Foreign Minister Dr Narayan Khadka has pointed out the need of innovative foreign policy based on national consensus which pays heed to the changed context.
Foreign Minister Dr Khadka was saying it during a programme organized by the Centre for Nepal and Asian Studies (CNAS) under Tribhuvan University here today. "I'm active to devise the foreign policy, keeping national interest in centre and paying attention to changes in global arena and geopolitical situations. It also adheres to the good practices the previous government adopted and consults the political leadership," he said, adding that the foreign policy should be taken ahead in a strategic and balanced manner as the powerful nations were competing in the world, he reminded.
The Minister also opined that Nepal should be aware how it could reap benefit from the progress in its neighbours- China and India- by keeping national interest in centre. "We should be able to treat all in an equal manner where the national interest lies," he underlined. The problems, if any with neighbour, could be resolved via diplomatic dealing rather than conflict, he mentioned.
According to him, Nepal's historical documents as original copies of treaties and heritages were not protected well in the past, so the search for the lost documents from libraries, and the stolen ones was continued at present. He laid emphasis on ending the trend of giving priority to writings by foreigners rather than by the national figures. The academic institutes like CNAS should be made resourceful, he added.
On the occasion, former foreign minister and CPN UML leader Pradip Gyawali said Nepal can move ahead, keeping national interest in the centre and maintaining harmonious relations with its neighbours and friends. How Nepal can benefit from emerging powers- China and India-should be a focus now, he reminded.

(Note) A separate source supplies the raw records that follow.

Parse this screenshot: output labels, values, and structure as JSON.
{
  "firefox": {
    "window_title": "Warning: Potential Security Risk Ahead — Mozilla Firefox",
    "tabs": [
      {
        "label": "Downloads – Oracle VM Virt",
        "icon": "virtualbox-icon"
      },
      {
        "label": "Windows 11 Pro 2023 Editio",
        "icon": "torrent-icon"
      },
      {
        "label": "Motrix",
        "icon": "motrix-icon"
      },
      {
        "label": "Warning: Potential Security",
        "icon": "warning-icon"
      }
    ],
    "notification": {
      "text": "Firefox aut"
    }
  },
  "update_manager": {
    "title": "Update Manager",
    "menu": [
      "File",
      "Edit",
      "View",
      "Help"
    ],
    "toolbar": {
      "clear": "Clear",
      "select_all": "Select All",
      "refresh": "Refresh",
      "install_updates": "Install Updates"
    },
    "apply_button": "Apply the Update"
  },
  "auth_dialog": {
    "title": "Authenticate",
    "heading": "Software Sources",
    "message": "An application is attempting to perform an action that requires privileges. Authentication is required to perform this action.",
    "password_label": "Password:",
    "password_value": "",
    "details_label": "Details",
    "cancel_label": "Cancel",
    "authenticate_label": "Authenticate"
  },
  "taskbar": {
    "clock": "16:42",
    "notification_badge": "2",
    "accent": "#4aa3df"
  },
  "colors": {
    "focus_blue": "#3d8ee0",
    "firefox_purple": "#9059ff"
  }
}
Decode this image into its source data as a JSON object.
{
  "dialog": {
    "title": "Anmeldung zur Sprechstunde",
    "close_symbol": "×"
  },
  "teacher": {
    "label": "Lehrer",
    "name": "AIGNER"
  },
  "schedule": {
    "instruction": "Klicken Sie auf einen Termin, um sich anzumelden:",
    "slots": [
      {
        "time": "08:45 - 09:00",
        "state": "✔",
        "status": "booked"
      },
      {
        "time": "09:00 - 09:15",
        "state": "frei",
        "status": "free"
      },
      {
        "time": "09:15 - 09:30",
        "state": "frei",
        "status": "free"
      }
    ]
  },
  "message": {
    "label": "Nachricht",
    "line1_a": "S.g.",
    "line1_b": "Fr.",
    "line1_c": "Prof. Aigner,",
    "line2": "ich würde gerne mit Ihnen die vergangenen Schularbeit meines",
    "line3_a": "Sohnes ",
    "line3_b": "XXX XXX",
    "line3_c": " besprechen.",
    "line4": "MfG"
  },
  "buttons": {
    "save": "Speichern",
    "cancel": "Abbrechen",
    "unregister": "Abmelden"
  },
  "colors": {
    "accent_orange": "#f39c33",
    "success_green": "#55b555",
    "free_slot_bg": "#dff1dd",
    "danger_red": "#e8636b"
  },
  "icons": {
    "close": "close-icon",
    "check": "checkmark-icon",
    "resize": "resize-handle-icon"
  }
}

Similarly, former minister and CPN (Maoist Centre) leader Ram Karki viewed the projects as MCC and BRI were dragged into controversy for not having integrated foreign strategy in Nepal. He wondered why the political parties failed to prepare a clear policy on development.
Moreover, proposed Nepali Ambassador to the US and Prof Shreedhar Khatri stressed that Nepal should be able to establish its identity in this changed global context. He suggested adoption of balanced foreign policy keeping geopolitical situation in mind at a time when the neighbouring countries were the emerging powers.
Stating that it was necessary to formulate fundamental foreign policy of the country, Executive Director of CNAS, Mrigendra Bahadur Karki added the Centre would forward research activities on national security, foreign policy and diplomacy from its internal resources. Karki shared that CNAS would take initiatives to prepare a common concept by holding separate talks with former prime ministers and former foreign ministers regarding foreign policy.
The 11th series of Strategic Studies published by CNAS was released on the occasion. Established in 1984 at a time when cold war was raging in the world, CNAS had published the series for the few years and postponed after the 10th series. The 11th series was published this year in a gap of 35 years.
The series has incorporated interview of President Bidya Devi Bhandari, and research-oriented articles by foreign affairs experts Ananda Aditya, Gaurav Shumsher Thapa, Lalbabu Yadav, Chanda Dev Bhatta, Chinese lecturers as well as speech delivered by Chinese Ambassador during Nepal visit and photos captured during President Bhandari's foreign visit.